Award-winning children’s author Rhoda Blumberg, who translated her passion for history into more than 25 nonfiction books, died at home on June 6. She was 98.

Blumberg was born and raised in Crown Heights, Brooklyn. She received her B.A. degree from Adelphi University in New York, and following graduation became what was then known as a “career girl.” She worked as a freelance writer, researcher, and producer for both CBS Radio and NBC Radio, a talent scout for Simon & Schuster, and wrote features for several national publications.

In 1945 she married attorney Gerald Blumberg, six months after their first meeting. The couple moved to a farm in Westchester County in 1951 and Rhoda then spent more than 20 years raising their four children. She was said to take great joy in introducing the children to the wonders of nature, the arts, and travel, among other pursuits.
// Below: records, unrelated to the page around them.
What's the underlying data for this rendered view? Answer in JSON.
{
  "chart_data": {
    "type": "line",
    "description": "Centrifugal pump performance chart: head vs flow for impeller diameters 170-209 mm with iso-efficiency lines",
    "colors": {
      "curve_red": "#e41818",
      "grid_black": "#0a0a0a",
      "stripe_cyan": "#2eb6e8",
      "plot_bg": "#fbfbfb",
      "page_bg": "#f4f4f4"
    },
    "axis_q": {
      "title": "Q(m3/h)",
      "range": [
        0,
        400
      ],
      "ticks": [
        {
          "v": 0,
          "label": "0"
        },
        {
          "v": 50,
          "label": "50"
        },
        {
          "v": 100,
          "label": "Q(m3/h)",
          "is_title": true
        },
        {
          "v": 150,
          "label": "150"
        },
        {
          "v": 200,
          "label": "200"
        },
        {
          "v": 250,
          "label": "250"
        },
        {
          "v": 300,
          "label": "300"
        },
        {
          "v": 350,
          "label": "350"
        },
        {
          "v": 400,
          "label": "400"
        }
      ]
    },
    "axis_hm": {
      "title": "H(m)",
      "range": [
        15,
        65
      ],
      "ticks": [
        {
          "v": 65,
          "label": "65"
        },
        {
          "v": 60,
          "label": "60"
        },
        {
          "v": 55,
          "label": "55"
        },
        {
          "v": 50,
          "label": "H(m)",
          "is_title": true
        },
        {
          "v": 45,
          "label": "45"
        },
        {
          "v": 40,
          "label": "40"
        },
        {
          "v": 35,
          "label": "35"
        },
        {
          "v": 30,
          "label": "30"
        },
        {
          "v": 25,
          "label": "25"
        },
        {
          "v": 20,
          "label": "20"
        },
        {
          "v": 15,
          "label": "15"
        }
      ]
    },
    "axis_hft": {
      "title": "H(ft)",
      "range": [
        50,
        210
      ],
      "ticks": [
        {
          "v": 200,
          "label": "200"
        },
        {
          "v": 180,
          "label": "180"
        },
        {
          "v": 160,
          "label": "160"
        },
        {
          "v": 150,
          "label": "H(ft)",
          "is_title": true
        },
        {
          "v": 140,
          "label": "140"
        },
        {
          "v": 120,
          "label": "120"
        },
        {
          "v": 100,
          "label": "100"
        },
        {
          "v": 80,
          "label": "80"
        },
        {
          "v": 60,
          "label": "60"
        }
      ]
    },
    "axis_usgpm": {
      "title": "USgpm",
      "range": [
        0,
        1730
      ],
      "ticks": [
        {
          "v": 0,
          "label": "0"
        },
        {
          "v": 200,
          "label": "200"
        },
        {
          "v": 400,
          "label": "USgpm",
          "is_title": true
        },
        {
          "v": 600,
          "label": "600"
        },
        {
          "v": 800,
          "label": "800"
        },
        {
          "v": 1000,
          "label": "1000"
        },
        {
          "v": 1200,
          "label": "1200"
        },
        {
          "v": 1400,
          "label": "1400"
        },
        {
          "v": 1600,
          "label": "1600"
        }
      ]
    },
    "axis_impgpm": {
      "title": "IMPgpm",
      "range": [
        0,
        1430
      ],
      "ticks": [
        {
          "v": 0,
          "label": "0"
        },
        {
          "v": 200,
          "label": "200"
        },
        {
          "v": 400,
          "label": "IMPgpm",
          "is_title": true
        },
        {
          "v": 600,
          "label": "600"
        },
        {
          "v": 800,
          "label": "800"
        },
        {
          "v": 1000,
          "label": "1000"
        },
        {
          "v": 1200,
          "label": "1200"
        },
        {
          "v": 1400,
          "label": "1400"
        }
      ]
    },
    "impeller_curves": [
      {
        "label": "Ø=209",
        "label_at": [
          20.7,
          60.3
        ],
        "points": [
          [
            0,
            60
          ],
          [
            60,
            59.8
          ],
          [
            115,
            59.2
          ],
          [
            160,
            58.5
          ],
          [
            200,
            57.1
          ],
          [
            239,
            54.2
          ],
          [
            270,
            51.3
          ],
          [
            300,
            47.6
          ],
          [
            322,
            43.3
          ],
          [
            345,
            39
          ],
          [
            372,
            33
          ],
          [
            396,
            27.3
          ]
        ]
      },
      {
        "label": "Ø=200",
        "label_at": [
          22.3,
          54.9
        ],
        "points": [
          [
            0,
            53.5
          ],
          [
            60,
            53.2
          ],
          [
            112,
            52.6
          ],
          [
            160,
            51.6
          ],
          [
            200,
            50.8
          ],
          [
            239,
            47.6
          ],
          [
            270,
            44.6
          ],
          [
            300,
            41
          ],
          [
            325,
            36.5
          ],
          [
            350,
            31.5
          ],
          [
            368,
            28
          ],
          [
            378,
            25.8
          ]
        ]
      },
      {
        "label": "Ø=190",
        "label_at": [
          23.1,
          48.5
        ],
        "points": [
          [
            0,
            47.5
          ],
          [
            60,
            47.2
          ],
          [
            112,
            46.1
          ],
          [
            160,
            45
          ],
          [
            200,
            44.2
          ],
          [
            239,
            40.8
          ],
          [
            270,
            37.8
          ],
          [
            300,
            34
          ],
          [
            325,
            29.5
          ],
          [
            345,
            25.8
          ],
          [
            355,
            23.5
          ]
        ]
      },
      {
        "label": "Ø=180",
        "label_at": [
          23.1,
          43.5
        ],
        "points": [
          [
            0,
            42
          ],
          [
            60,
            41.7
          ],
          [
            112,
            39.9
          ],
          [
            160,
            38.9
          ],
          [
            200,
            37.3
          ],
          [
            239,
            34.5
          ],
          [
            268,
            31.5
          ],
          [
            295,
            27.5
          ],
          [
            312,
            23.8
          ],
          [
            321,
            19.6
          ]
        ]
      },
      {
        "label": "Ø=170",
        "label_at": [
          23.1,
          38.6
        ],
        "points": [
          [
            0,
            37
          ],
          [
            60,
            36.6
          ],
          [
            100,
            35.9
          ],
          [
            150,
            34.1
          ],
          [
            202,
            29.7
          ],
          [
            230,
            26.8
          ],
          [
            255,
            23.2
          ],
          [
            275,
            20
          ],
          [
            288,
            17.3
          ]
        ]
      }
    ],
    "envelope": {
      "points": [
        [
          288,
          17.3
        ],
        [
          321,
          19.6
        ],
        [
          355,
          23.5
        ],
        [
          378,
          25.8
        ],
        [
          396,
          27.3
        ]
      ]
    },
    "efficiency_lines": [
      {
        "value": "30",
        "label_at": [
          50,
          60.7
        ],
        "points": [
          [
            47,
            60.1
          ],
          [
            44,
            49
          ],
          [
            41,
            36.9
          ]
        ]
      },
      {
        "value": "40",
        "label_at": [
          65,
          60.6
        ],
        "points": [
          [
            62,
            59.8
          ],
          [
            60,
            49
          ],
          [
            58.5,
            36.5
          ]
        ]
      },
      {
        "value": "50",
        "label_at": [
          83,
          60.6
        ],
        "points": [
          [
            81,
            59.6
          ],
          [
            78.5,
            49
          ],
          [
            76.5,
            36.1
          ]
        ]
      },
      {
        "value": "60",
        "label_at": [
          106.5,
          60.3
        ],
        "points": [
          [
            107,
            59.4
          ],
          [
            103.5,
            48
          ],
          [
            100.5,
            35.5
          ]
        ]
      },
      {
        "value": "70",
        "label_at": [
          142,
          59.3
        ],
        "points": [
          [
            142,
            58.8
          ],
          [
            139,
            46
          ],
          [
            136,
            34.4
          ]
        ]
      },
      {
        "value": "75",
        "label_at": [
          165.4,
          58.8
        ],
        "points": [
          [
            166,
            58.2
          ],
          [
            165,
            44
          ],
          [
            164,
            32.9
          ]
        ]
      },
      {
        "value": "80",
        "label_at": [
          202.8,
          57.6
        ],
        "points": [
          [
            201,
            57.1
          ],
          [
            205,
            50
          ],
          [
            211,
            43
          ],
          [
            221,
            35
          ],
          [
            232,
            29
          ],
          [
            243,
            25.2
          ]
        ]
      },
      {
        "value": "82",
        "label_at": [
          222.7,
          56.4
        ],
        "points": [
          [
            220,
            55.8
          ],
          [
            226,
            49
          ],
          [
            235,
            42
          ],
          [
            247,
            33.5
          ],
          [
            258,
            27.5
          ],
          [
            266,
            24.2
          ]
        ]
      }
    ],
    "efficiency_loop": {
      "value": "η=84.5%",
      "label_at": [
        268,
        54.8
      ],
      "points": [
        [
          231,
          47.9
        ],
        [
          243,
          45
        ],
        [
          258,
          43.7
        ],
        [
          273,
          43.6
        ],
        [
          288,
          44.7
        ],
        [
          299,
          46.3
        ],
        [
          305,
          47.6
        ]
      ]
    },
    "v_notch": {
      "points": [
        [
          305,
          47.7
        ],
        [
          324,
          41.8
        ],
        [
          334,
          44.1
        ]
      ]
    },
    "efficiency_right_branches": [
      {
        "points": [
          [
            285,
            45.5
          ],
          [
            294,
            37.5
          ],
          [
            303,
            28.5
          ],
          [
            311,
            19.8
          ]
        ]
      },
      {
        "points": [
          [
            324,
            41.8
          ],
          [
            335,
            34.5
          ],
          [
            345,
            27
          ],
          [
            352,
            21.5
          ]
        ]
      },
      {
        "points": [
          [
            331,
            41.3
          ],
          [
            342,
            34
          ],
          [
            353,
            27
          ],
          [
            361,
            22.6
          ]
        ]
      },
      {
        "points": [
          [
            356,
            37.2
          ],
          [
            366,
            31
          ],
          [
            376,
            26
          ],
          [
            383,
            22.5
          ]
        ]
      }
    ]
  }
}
By the 1970s, the Blumbergs had an empty nest when their youngest child entered college. At that time, Rhoda rekindled her interest in writing and reconnected with her fondness for history and research. In 1973, she worked as executive editor of Simon & Schuster’s travel guides, , and soon after tried her hand at writing children’s nonfiction. Her first title for young readers, Firefighters, was published by Franklin Watts in 1975. She wrote prolifically for the next 30 years, producing more than 25 books. Though she explored many nonfiction topics, it was her historical books that received the highest accolades and warmest praise in various journal reviews for being “meticulously documented,” “beautifully written” and “entertaining.” Her 1985 title Commodore Perry in the Land of the Shogun (Lothrop, Lee & Shepard) was awarded a 1986 Newbery Honor and the Boston-Globe-Horn Book Award, among other commendations. Her most recent books include Shipwrecked! The True Adventures of a Japanese Boy (HarperCollins, 2001), and York’s Adventures with Lewis and Clark: An African-American’s Part in the Great Expedition (2004).
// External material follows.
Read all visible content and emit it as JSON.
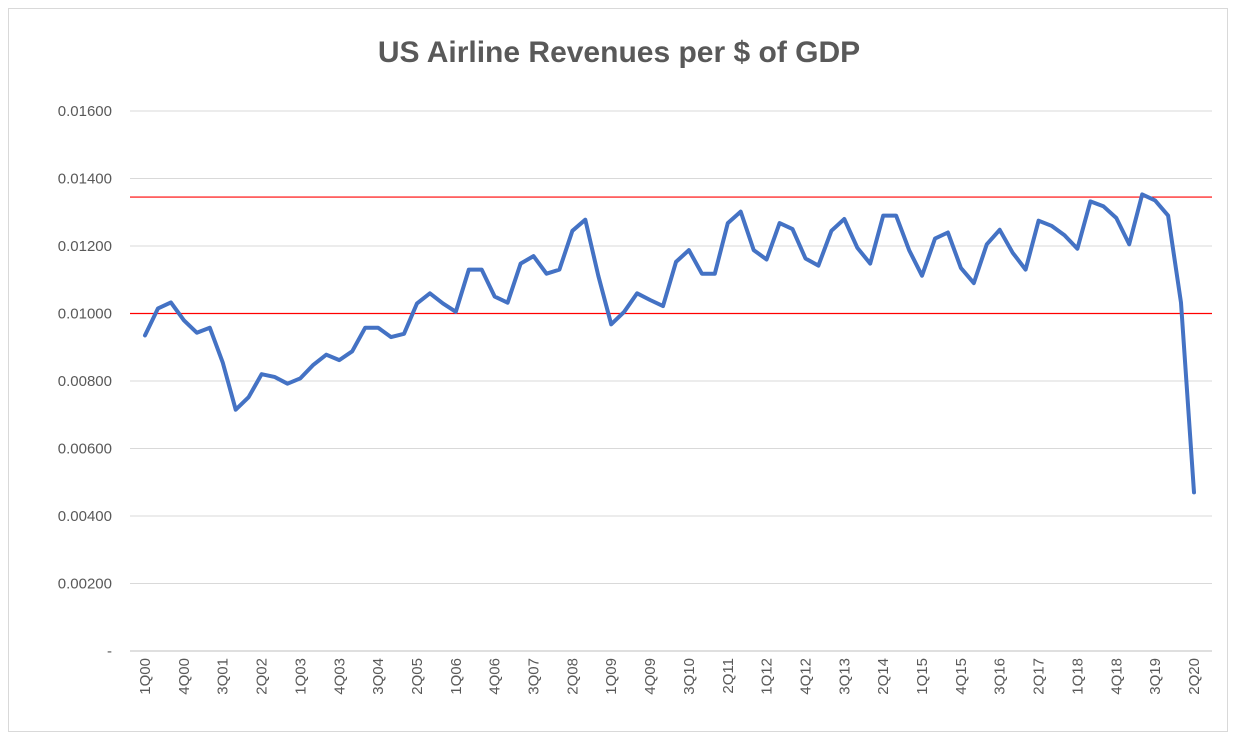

Her longtime editor, Barbara Lalicki, who retired as senior v-p and editorial director for HarperCollins Children’s Books in 2013 and now teaches at Pratt Institute in Manhattan, offered this remembrance: “Sparkling, brilliant, alert to the telling detail, and fun to be with – words that describe Rhoda, and her vibrant, meticulously researched nonfiction as well.”

Blumberg is survived by her four children and their spouses, as well as nine grandchildren, 10 great-grandchildren, and her sister. Jerry Blumberg passed away in 2009 shortly after their 64th wedding anniversary.

A funeral will be held on Friday, June 10 at 11 a.m. at Temple Israel of Northern Westchester.